Un mois d'août excellent pour l'emploi à Bruxelles

Cela fait maintenant quatre ans que le nombres de jeunes chercheurs d'emploi baisse en région bruxelloise. D'après Actiris, il faut remonter aux années 1990 pour trouver des taux aussi bas.

A Bruxelles, le chômage touche un peu plus d'un jeune sur cinq. Un chiffre en baisse par rapport à l'année dernière, nous apprend ce mardi Actiris. Et c'est historique, car "en comparaison avec la même période, ce chiffre n'a jamais été aussi bas depuis 28 ans".

En effet, août 2018 signe le 63e de baisse consécutive du chômage chez les moins de 25 ans bruxellois. L'été a été bon pour les jeunes travailleurs, dont le taux de chômage a baissé en août de 8,1% sur un an. Toutefois, ils sont toujours 8.605 jeunes à chercher un emploi sur la région Bruxelloise. 

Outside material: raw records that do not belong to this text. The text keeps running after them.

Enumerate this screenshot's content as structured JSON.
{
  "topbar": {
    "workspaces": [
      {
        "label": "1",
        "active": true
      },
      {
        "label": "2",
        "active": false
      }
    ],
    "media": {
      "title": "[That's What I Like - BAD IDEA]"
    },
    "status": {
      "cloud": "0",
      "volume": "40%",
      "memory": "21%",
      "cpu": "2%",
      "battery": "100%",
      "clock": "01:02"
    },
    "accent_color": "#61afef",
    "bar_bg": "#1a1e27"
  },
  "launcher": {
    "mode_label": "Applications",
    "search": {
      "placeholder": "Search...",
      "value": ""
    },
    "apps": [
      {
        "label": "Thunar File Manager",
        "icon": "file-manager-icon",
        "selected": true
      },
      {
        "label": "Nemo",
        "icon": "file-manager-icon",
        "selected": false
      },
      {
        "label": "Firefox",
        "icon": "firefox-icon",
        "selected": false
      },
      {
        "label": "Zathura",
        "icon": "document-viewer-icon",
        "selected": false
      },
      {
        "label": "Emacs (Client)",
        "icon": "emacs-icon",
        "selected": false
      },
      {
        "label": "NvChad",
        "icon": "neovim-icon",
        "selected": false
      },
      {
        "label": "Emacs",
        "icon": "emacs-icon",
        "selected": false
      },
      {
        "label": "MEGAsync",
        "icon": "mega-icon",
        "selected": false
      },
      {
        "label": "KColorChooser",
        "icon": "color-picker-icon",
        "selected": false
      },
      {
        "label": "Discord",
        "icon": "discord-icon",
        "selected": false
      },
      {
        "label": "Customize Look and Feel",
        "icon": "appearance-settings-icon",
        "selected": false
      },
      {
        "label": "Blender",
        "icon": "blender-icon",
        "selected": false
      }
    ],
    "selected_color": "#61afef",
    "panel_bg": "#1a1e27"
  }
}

Pour cause, les jeunes inactifs sont de moins en moins nombreux. 12,4% des jeunes en recherche d'emploi le sont depuis plus de deux ans, ils sont aujourd'hui 1.066 alors qu'ils étaient 1.308 l'année dernière, soit une baisse de 18,5%. A Bruxelles, les jeunes en recherche d'emploi le sont majoritairement depuis une courte durée. Presque 70% de ce public cherche un emploi depuis moins d'un an. Une conséquence, peut-être, d'un marché où le contrat de travail est flexible, mais aussi partiel

70% des jeunes inactifs sont en recherche d'emploi depuis moins d'un an.
ACTIRIS, 2018

Reculs tous azimuts 

La tendance à la baisse concerne l'ensemble de la population active (15-64 ans) dans la capitale, où le taux de chômage diminue de 2,9% cette année. Il touche néanmoins 91.290 personnes en région bruxelloise, soit 16,3% de la population.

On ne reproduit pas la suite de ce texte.